The rabbi who officiated at the funeral, which was paid for by the local Jewish community, conducted it alone according to social distancing protocol and livestreamed it on Facebook to hundreds of viewers from his congregation and beyond, including some who had been involved in the effort to give Fraenkel a Jewish burial. Many left impassioned comments.
The saga began when the city worker, Paul Anastasi, noticed a menorah at Fraenkel’s home after police entered in January to collect his body. Fraenkel’s neighbors called the authorities after realizing they had not seen Fraenkel in several days.
“We found old letters and cards, as well as a menorah, which is when I thought he may be Jewish,” Anastasi, who is not Jewish, told the Jewish News, which published an article April 30 about the April 27 funeral.
Anastasi began the effort that ended with the funeral by contacting Jewish community members in the area. They referred him to Rabbi Daniel Epstein of Cockfosters & North Southgate United Synagogue.

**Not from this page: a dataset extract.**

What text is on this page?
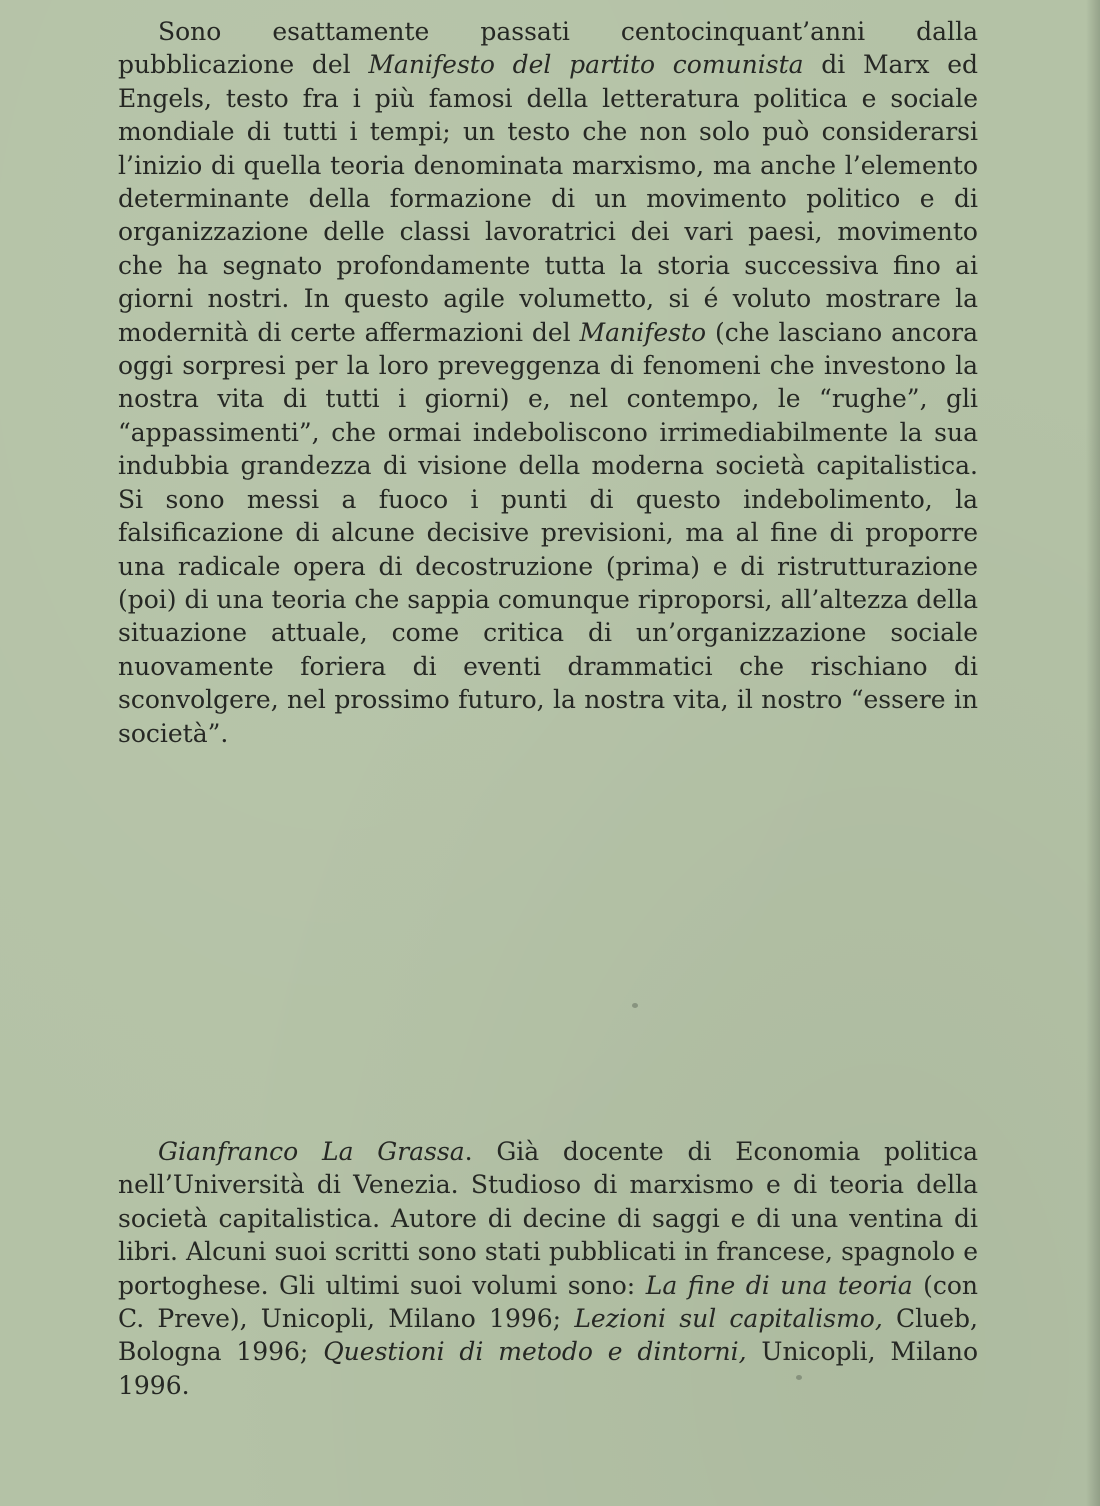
Sono esattamente passati centocinquant’anni dalla pubblicazione del Manifesto del partito comunista di Marx ed Engels, testo fra i più famosi della letteratura politica e sociale mondiale di tutti i tempi; un testo che non solo può considerarsi l’inizio di quella teoria denominata marxismo, ma anche l’elemento determinante della formazione di un movimento politico e di organizzazione delle classi lavoratrici dei vari paesi, movimento che ha segnato profondamente tutta la storia successiva fino ai giorni nostri. In questo agile volumetto, si é voluto mostrare la modernità di certe affermazioni del Manifesto (che lasciano ancora oggi sorpresi per la loro preveggenza di fenomeni che investono la nostra vita di tutti i giorni) e, nel contempo, le “rughe”, gli “appassimenti”, che ormai indeboliscono irrimediabilmente la sua indubbia grandezza di visione della moderna società capitalistica. Si sono messi a fuoco i punti di questo indebolimento, la falsificazione di alcune decisive previsioni, ma al fine di proporre una radicale opera di decostruzione (prima) e di ristrutturazione (poi) di una teoria che sappia comunque riproporsi, all’altezza della situazione attuale, come critica di un’organizzazione sociale nuovamente foriera di eventi drammatici che rischiano di sconvolgere, nel prossimo futuro, la nostra vita, il nostro “essere in società”.

Gianfranco La Grassa. Già docente di Economia politica nell’Università di Venezia. Studioso di marxismo e di teoria della società capitalistica. Autore di decine di saggi e di una ventina di libri. Alcuni suoi scritti sono stati pubblicati in francese, spagnolo e portoghese. Gli ultimi suoi volumi sono: La fine di una teoria (con C. Preve), Unicopli, Milano 1996; Lezioni sul capitalismo, Clueb, Bologna 1996; Questioni di metodo e dintorni, Unicopli, Milano 1996.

Despite inquiring with other community members, Epstein was left with no leads.
“He passed away almost anonymously,” Epstein told the Jewish News. So he recruited a genealogist as Anastasi insisted the mortuary give them more time to locate the burial place of Fraenkel’s parents or other relatives.
The genealogist, Andrew Gilbert, traced back Fraenkel’s life story and found the burial place of his parents in London, where they came with their only son in the 1930s as refugees from Nazi Germany.

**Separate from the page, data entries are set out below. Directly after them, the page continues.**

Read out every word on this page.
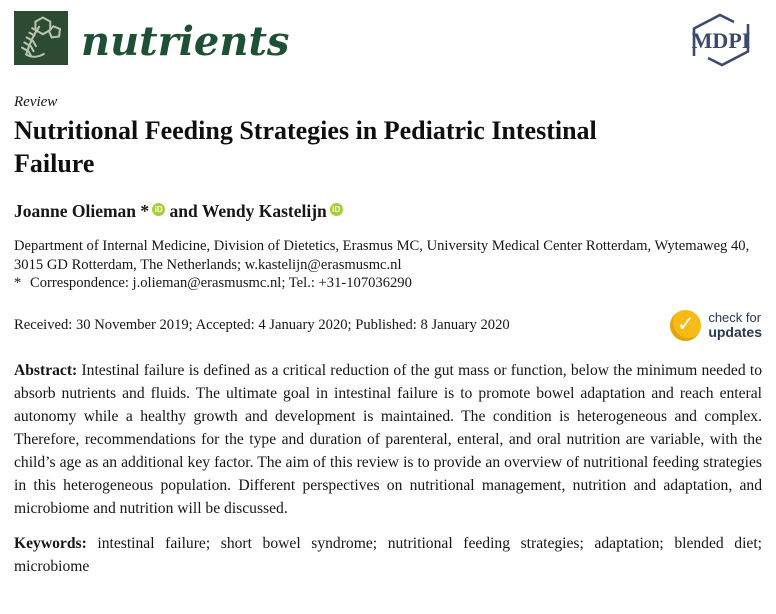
nutrients	MDPI
Review
Nutritional Feeding Strategies in Pediatric Intestinal Failure
Joanne Olieman * iD and Wendy Kastelijn iD
Department of Internal Medicine, Division of Dietetics, Erasmus MC, University Medical Center Rotterdam, Wytemaweg 40, 3015 GD Rotterdam, The Netherlands; w.kastelijn@erasmusmc.nl
* Correspondence: j.olieman@erasmusmc.nl; Tel.: +31-107036290
Received: 30 November 2019; Accepted: 4 January 2020; Published: 8 January 2020	✓ check for
updates
Abstract: Intestinal failure is defined as a critical reduction of the gut mass or function, below the minimum needed to absorb nutrients and fluids. The ultimate goal in intestinal failure is to promote bowel adaptation and reach enteral autonomy while a healthy growth and development is maintained. The condition is heterogeneous and complex. Therefore, recommendations for the type and duration of parenteral, enteral, and oral nutrition are variable, with the child’s age as an additional key factor. The aim of this review is to provide an overview of nutritional feeding strategies in this heterogeneous population. Different perspectives on nutritional management, nutrition and adaptation, and microbiome and nutrition will be discussed.
Keywords: intestinal failure; short bowel syndrome; nutritional feeding strategies; adaptation; blended diet; microbiome
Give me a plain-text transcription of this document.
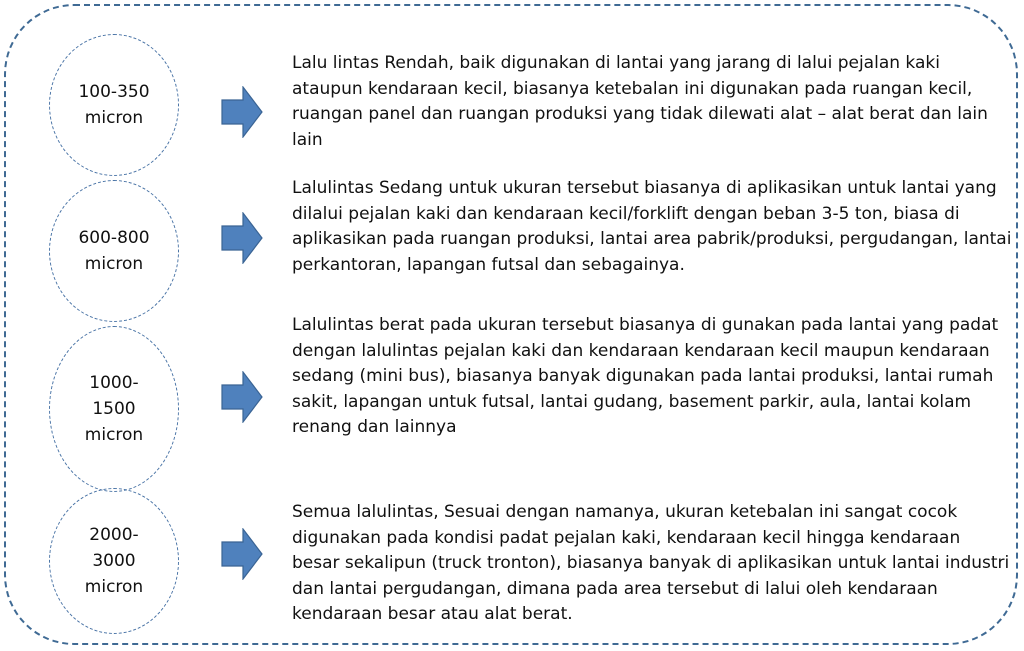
100-350
micron
Lalu lintas Rendah, baik digunakan di lantai yang jarang di lalui pejalan kaki ataupun kendaraan kecil, biasanya ketebalan ini digunakan pada ruangan kecil, ruangan panel dan ruangan produksi yang tidak dilewati alat – alat berat dan lain lain
600-800
micron
Lalulintas Sedang untuk ukuran tersebut biasanya di aplikasikan untuk lantai yang dilalui pejalan kaki dan kendaraan kecil/forklift dengan beban 3-5 ton, biasa di aplikasikan pada ruangan produksi, lantai area pabrik/produksi, pergudangan, lantai perkantoran, lapangan futsal dan sebagainya.
1000-
1500
micron
Lalulintas berat pada ukuran tersebut biasanya di gunakan pada lantai yang padat dengan lalulintas pejalan kaki dan kendaraan kendaraan kecil maupun kendaraan sedang (mini bus), biasanya banyak digunakan pada lantai produksi, lantai rumah sakit, lapangan untuk futsal, lantai gudang, basement parkir, aula, lantai kolam renang dan lainnya
2000-
3000
micron
Semua lalulintas, Sesuai dengan namanya, ukuran ketebalan ini sangat cocok digunakan pada kondisi padat pejalan kaki, kendaraan kecil hingga kendaraan besar sekalipun (truck tronton), biasanya banyak di aplikasikan untuk lantai industri dan lantai pergudangan, dimana pada area tersebut di lalui oleh kendaraan kendaraan besar atau alat berat.
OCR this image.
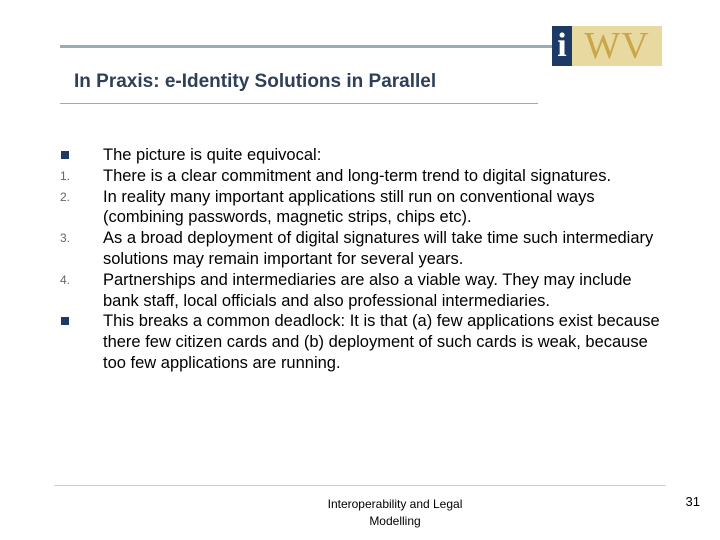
i WV
In Praxis: e-Identity Solutions in Parallel
The picture is quite equivocal:
1.	There is a clear commitment and long-term trend to digital signatures.
2.	In reality many important applications still run on conventional ways (combining passwords, magnetic strips, chips etc).
3.	As a broad deployment of digital signatures will take time such intermediary solutions may remain important for several years.
4.	Partnerships and intermediaries are also a viable way. They may include bank staff, local officials and also professional intermediaries.
This breaks a common deadlock: It is that (a) few applications exist because there few citizen cards and (b) deployment of such cards is weak, because too few applications are running.
Interoperability and Legal
Modelling
31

Fraenkel never married, following a love affair with a Swiss woman named Heidi that left him heartbroken, the researchers were able to ascertain from interviews with his neighbors, relatives and letters they found at his home.
He was an inventor who co-owned an engineering firm. Through an old Christmas card, Anastasi tracked down a former colleague of Fraenkel, who described him as someone who “everyone respected” and “a very knowledgeable man, a lovely man, who was very quiet, but whenever he spoke everyone listened, because they knew that what he was going to say was honest and true,” Anastasi told the Jewish News of his conversation with the former colleague.
The team also found relatives of Fraenkel, including a cousin who lives in the United States.
“There was no way I was going to let this man be buried in a shared grave,” Anastasi told the Jewish News. “My family is from the Greek community. We know the value of family and tradition and burying people according to their customs and rituals.”